GitLab | Senior Technical Writer

Greetings GitLab! My name is Bud. I’m a technical writer and instructional content producer. I’m throwing my name into the hat for your senior technical writer role, because GitLab is a company that gives a damn! About access, openness, and that anyone and everyone can contribute.

Watch my video cover letter below to learn why I give a damn about these things too!

Resume

Technical writer and content developer with a working knowledge of docs-as-code on remote dev environments

Video Cover Letter

I filmed my cover letter, because I wanted to show you why I’m a top candidate, but also who I am as a person.

Application Questions and Writing Sample

My team and I recently created this reference topic on QA automation scripts for a few of our email campaigns.

Application Questions & Writing Sample

Do you have experience using Git through the command line and treating docs-as-code?

Yes.

Please tell us about your experience with Git and docs as code. You can enter "NA" if you don't have experience in this area.

I first started working with Git on the command line in 2020 while enrolled in a frontend development and React JS certification (https://github.com/budsimpson).
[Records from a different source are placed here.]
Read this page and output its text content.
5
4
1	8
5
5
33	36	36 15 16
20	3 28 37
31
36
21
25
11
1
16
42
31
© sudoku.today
I remember quickly falling in love with the simplicity and immediacy of working on the command line. I was tethered to my computer’s “brains,” and I felt like Matthew Broderick’s character, David Lightman, from the movie War Games. Besides, what 90s kid wouldn’t be snake-charmed by a terminal window chock full of monospace? Since that first experience with Git on the command line, I have built several client websites using plain text editors like VS Code, and regularly push commits to remote repos from the command line for work and for personal projects.

I am also familiar with the docs as code framework. However, I had no idea that it had a name until I read this job posting. It was then that I realized that the framework I have recommended to my colleagues had a name, and was referred to as docs as code. I have advocated for this framework at The Home Depot ever since my interview, and I’m delighted to share that we now have a docs as code pilot and discovery program underway to determine our tooling and Git flow. My team has a massive SharePoint site bursting with static documents, broken links, and outdated material. Part of my responsibility is to rewrite and maintain this documentation and align it to industry standards, like docs as code. I am excited to see the transformational effect that it will have on my team’s ability to find and share critical information.

Can you describe your participation in a major documentation effort?

One of the biggest documentation efforts I’ve participated in is currently underway.

The Personalized Audience Module Unification (PAMU) is a framework for building highly personalized and traceable emails at The Home Depot. The framework is complex, changes constantly, and relies on several tools and applications, each with their own steep learning curve. Developers created the PAMU User Guide—a 76-page Word document—as a training and reference manual for new hires. The manual requires extensive and frequent updates. Knowing this, my team and I opted to transition it to a more scalable and version-controlled format.

The goal is to:

  • - Convert the resource to Markdown and group content into 3-4 topic types

  • - Use Git tools to create initial commits and track peer review changes in a dedicated branch

  • - Push commits to the main branch, automating a publishing job to GitHub Pages or Confluence

Please share one or more writing samples.

My company’s GitHub repo is private, therefore I’ve attached a .MD of the reference topic here. DOWNLOAD WRITING SAMPLE

My team and I recently created this reference topic on QA automation scripts for a few of our email campaigns. These scripts automate time-consuming QA tasks, such as validating links or checking the existence of tracking parameters. All of the scripts referenced here were created and collected by a developer who was reassigned to another department. Therefore, it was critical that we document the scripts, and consolidate them here.

Here’s a gist of our workflow:

The SME for this project is the developer who created the automation scripts. He created a first draft of a Markdown file in PyCharm, which is his text editor of choice. After he completed his first pass, he placed the Markdown file in a README repo in the codebase next to the .py file that houses the automation scripts. The developer then pushed a commit to our team’s main GitHub branch.

After the initial commit, I created a review branch, and completed a pass for clarity, accessibility, and style guide adherence. I also set aside observation time with the developer to see the script in action.

After making my changes, I opened a pull request and invited the QA product manager to review the document. She made a few minor changes, and we updated the pull request.

After we approved the changes, I merged the review branch into the main branch. We used GitHub Pages to house the finished document.

We’re working on several improvements to this workflow, namely publishing and code review automation, as well as integration with an issue tracker.